Júlio Magalhães
A marca "Anabela Baldaque" nunca foi uma colecção para amigos. A marca cresceu porque a cultura de moda dos portugueses está a passar por vestir português. E sem grandes holofotes, Baldaque brilha e faz as mulheres ficarem mais elegantes e bonitas - garante a estilista
amoraste com Vizela e casaste com o Porto ou não há amor como o primeiro?
Sim, casei com o Porto – e voltava de novo a casar. Gosto muito desta alma que o Porto tem escondida, da criatividade espontânea que anda à solta.
Ter uma loja na Foz é como ter uma loja no Bairro Alto em Lisboa, ou a tua “onda” é diferente ?
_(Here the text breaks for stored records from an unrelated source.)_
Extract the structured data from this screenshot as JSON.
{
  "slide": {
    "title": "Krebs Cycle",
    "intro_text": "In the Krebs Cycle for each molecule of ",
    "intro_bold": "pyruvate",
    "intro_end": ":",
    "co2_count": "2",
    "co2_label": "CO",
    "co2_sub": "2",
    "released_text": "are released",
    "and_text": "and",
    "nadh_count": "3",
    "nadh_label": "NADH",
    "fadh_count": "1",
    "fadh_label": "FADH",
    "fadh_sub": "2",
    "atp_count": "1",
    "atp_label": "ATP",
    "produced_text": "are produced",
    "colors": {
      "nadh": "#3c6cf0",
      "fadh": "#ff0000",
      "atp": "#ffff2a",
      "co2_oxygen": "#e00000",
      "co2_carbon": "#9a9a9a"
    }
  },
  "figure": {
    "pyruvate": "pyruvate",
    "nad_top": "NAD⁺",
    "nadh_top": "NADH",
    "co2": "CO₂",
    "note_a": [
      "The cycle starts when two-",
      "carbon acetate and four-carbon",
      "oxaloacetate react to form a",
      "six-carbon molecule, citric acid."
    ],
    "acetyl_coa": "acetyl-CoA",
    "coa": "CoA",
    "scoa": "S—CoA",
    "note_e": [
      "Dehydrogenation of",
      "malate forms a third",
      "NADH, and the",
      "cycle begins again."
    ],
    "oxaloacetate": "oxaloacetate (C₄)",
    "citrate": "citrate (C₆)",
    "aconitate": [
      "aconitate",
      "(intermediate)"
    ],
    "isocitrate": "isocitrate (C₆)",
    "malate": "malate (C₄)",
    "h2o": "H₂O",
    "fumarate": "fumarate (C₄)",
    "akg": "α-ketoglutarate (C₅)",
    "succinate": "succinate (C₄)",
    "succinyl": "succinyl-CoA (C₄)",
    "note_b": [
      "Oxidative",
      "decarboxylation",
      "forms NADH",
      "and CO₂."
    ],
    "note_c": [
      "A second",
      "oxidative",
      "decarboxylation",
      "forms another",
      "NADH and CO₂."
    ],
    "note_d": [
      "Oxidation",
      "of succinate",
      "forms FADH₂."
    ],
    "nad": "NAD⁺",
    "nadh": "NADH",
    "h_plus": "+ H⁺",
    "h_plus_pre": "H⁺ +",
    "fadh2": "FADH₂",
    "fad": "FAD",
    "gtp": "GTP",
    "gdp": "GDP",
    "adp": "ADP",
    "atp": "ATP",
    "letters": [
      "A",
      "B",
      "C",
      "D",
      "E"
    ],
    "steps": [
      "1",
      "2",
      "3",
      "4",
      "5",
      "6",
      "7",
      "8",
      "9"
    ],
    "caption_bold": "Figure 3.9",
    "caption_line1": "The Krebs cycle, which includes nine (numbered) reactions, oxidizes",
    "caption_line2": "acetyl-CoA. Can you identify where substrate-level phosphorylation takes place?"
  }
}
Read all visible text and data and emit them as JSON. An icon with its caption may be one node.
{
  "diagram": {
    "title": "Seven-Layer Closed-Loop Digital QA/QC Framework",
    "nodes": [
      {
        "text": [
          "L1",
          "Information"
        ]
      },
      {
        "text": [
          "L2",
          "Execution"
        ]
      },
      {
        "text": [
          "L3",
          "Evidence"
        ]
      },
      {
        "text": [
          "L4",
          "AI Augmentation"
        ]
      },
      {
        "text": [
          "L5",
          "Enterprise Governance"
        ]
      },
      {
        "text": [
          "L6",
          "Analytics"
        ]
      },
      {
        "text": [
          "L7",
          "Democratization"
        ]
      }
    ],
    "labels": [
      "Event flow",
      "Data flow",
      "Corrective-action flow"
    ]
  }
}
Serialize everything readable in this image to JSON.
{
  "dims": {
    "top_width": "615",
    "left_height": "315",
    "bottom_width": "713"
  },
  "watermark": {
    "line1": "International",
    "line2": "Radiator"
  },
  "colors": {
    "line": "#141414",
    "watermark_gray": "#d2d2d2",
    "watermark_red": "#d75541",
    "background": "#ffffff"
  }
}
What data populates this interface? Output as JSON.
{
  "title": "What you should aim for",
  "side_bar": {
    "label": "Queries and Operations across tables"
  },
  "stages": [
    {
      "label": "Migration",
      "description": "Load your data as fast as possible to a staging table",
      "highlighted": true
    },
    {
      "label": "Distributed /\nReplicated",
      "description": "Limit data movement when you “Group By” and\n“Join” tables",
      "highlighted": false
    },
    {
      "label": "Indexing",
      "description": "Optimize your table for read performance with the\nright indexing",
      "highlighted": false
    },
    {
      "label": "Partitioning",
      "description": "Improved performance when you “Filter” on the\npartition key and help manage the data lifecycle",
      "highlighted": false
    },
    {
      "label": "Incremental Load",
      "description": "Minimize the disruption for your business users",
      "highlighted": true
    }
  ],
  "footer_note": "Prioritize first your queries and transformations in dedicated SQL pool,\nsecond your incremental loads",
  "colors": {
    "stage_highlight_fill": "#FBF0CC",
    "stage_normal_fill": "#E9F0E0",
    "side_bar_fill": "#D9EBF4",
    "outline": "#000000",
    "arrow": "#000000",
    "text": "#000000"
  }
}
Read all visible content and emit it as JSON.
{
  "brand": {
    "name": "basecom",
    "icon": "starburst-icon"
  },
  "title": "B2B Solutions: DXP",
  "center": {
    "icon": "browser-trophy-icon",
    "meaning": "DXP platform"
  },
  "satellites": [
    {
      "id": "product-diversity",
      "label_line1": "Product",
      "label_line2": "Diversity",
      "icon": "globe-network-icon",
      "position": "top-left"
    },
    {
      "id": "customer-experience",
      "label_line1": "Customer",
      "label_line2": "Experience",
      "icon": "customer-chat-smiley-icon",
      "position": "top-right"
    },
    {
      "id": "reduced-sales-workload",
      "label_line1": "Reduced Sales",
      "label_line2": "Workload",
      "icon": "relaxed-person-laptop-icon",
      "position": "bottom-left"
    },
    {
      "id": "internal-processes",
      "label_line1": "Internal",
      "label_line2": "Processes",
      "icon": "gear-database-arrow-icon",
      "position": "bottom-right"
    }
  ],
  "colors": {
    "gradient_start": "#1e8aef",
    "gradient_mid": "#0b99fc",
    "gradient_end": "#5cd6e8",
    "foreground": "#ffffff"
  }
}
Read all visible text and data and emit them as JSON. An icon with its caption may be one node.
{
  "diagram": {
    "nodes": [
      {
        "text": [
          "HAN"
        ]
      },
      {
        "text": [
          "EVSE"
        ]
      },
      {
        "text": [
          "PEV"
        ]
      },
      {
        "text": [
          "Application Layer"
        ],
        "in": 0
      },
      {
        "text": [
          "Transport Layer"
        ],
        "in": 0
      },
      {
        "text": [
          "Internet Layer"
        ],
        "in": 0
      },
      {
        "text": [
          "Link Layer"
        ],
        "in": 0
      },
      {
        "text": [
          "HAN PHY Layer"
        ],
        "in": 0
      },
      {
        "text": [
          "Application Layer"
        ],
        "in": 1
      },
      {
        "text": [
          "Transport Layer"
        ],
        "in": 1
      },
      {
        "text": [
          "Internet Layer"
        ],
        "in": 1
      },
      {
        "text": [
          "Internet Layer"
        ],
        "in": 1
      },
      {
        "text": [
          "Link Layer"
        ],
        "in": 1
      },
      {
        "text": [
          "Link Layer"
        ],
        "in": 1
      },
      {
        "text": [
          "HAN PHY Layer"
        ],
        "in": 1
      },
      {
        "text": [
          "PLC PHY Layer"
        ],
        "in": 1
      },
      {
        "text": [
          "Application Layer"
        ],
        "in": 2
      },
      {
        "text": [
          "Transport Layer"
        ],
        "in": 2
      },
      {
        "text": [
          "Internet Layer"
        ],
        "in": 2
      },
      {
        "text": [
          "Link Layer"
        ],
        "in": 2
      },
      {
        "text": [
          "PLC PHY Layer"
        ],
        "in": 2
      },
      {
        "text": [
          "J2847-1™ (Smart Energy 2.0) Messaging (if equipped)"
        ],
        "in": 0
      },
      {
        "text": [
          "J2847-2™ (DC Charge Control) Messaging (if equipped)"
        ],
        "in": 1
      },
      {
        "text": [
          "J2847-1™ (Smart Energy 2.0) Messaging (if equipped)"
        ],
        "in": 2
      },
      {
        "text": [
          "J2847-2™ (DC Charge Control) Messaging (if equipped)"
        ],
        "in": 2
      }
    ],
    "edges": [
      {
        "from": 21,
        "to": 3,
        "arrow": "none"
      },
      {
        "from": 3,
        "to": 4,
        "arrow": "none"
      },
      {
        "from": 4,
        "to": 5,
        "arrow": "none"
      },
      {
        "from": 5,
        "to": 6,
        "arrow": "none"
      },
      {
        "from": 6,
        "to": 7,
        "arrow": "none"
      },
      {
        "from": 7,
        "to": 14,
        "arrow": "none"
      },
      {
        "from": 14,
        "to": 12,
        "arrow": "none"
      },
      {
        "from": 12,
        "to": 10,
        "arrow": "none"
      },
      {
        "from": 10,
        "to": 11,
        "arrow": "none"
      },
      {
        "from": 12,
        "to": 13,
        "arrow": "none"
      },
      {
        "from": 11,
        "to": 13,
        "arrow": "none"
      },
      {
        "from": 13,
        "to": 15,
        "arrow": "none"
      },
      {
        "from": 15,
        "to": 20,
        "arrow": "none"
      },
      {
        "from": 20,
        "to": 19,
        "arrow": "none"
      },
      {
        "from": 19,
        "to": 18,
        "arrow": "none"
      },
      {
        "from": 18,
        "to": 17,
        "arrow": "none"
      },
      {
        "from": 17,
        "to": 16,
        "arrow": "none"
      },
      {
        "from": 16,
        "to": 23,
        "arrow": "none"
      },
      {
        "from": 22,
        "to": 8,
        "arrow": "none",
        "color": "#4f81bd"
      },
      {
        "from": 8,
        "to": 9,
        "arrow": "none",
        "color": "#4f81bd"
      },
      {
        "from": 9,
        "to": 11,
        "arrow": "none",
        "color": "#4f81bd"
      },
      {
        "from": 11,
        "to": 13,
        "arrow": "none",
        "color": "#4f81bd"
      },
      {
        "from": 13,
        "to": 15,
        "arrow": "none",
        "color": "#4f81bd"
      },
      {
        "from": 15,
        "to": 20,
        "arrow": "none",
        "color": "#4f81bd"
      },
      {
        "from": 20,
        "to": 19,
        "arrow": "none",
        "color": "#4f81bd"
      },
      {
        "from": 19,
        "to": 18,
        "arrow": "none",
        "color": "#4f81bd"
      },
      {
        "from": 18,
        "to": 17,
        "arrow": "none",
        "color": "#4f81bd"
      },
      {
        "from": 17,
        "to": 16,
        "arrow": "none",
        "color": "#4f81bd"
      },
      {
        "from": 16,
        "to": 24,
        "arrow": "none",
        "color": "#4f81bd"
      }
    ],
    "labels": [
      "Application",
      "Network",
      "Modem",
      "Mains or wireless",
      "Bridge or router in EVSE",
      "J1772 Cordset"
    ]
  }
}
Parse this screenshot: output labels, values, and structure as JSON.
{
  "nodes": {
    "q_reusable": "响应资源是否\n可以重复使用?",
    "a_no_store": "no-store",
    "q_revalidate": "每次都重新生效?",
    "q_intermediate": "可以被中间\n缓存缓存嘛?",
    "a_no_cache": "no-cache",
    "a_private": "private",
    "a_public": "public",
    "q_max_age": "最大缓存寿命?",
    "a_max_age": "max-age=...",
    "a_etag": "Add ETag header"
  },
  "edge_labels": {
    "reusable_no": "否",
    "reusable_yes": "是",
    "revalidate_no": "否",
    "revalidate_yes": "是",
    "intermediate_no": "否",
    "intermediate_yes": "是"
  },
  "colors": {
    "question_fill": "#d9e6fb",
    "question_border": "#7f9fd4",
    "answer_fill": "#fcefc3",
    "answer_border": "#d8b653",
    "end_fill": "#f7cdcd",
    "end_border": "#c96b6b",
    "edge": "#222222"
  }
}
Ter uma loja na Foz, já lá vão 15 anos, foi com a intenção de quem quer a marca ir á procura e descobrir além dos vestidos, descobrir um bairro e os cheiros únicos onde o mar se junta com o rio e se deteta sem misturas o que é um e o que é o outro. Abrir loja no Príncipe Real, em Lisboa, é também uma descoberta, temos de a procurar -só isso já é uma onda diferente não é? Sou uma rapariga discreta.
Quando uma estilista passa a desenhar para uma marca industrial, é como se perdesse a virgindade ou no mundo em que vivemos é a forma certa de trabalhar ?
Quando comecei, trabalhei na indústria e acho que devemos passar sempre por lá.
Os consumidores portugueses acham que os criadores já não fazem só roupa para os amigos, ou a Anabela Baldaque nunca foi uma coleção dessas ?
Na verdade a marca “Anabela Baldaque” nunca foi uma colecção para amigos. Os santos da casa não fazem milagres. A marca cresceu porque a cultura de moda dos portugueses está a passar por vestir português. E sem grandes holofotes, Baldaque brilha e faz as mulheres ficarem mais elegantes e bonitas.
Quando desfilaste a primeira colecção no Portugal Fashion pensaste: sou uma estrela ou meti-me em boa? Ou o quê ?
O meu primeiro desfile inserido no Portugal Fashion foi quando da vinda das top model, Claudia Schiffer, Elle Macperson, Helena Christensen e Carla Bruni. A minha situação foi mais “ou o quê?”…. só no dia seguinte acordei e fiquei histérica com todos os aplausos que recebi as criticas que os jornais me deram, o enorme destaque que a MTV me deu, Mas fiquei mesmo , o quê?… aquelas mulheres vestiram a minha roupa…Uau!
Sem raízes familiares no mundo dos têxteis , teria sido sempre estilista ou podias ser hoje uma bela engenheira civil ?
Seria sempre estilista. Hoje voltaria a ser estilista.
Fazes parte integrante da moda portuguesa ou não há uma “moda portuguesa “?
Sim, há uma moda portuguesa, sendo que a moda é global e a meu ver cada vez mais deveria ser individual 🙂
Designer de moda nasceu em Vizela, mas vive no Porto desde a sua infância. Tirou o curso de Estilismo e Modelismo na Gudi, em 1983, quando existiam apenas duas escolas de moda. Para aprender mais teve de ir até Paris, onde o seu empenho lhe valeu em estágio em Florença com Emilio Pucci. Adora andar descalça, brincar com o neto Pedro, receber flores e rir!